Cooking With Game

A forum for the cooking/preperation of all types of game from around the world.

    Duck breast with watermelon.


    Posts : 897
    Join date : 2008-09-14
    Age : 56
    Location : Bridgwater, Somerset.

    Duck breast with watermelon.

    Post  Admin on Thu Feb 27, 2014 9:59 pm

    Serves 1.

    1 duck breast
    1 tbsp honey
    2 tbsp hazelnut oil
    2 tbsp soy sauce
    1 lime, juice only
    1/2 orange, juice only
    1/2 red chilli, finely chopped
    2 cm peice fresh root ginger, peeled, finely grated
    2 tbsp cashew nuts
    2 tbsp pistachio nuts, shelled
    1/8 watermelon, rind removed, flesh cut into chunks
    1 head chicory
    1 handful watercress

    1. Score the skin of the duck with the tip of a sharp knife and remove any sinews. Season well with salt and freshly ground black pepper and add to a warm, rather than hot, frying pan, skin side down. Cook for 4-5 minutes, or until the fat begins to render out of the skin, the turn over and cook on the other side for a further 3-4 minutes. Remove from the pan and set aside to rest. Reserve the pan juices.

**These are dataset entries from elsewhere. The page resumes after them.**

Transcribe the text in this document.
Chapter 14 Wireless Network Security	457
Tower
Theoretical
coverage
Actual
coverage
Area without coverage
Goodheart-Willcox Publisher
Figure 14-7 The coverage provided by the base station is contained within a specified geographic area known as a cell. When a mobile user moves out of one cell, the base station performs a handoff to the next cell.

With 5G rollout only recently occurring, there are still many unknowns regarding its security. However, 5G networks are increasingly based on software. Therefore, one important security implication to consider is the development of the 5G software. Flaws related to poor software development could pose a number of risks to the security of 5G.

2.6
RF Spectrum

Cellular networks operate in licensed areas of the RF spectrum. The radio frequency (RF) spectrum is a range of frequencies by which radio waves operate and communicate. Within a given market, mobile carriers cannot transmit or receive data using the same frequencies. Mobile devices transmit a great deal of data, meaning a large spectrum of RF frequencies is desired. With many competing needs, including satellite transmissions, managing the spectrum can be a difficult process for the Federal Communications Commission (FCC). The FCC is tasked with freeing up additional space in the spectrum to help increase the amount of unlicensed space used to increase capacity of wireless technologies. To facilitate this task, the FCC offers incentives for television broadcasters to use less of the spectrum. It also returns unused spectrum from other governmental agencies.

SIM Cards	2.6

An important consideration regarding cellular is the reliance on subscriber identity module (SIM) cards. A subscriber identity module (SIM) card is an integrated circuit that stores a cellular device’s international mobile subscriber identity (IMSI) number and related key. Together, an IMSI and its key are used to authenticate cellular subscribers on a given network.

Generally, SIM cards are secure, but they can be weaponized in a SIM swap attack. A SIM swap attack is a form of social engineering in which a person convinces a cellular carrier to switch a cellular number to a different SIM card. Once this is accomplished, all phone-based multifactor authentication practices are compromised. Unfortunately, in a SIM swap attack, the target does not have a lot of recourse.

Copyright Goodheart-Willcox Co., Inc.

    2. Make a dressing by mixing together the honey, hazelnut oil, soy sauce, lime juice, orange juice, chopped chilli and freshly peeled and grated ginger.

    3. In a dry heated frying pan, toast both the cashew nuts and the pistachios for 2-3 minutes, shaking the pan frequently, or until golden-brown.

    4. Place the watermelon into a bowl and add half of the chicory leaves and the watercress. Drizzle over the reserved pan juices from cooking the duck.

    5. To serve, pile the watermelon salad onto a serving plate. Thickly slice the duck and arrange on top, then drizzle over the dressing. Serve.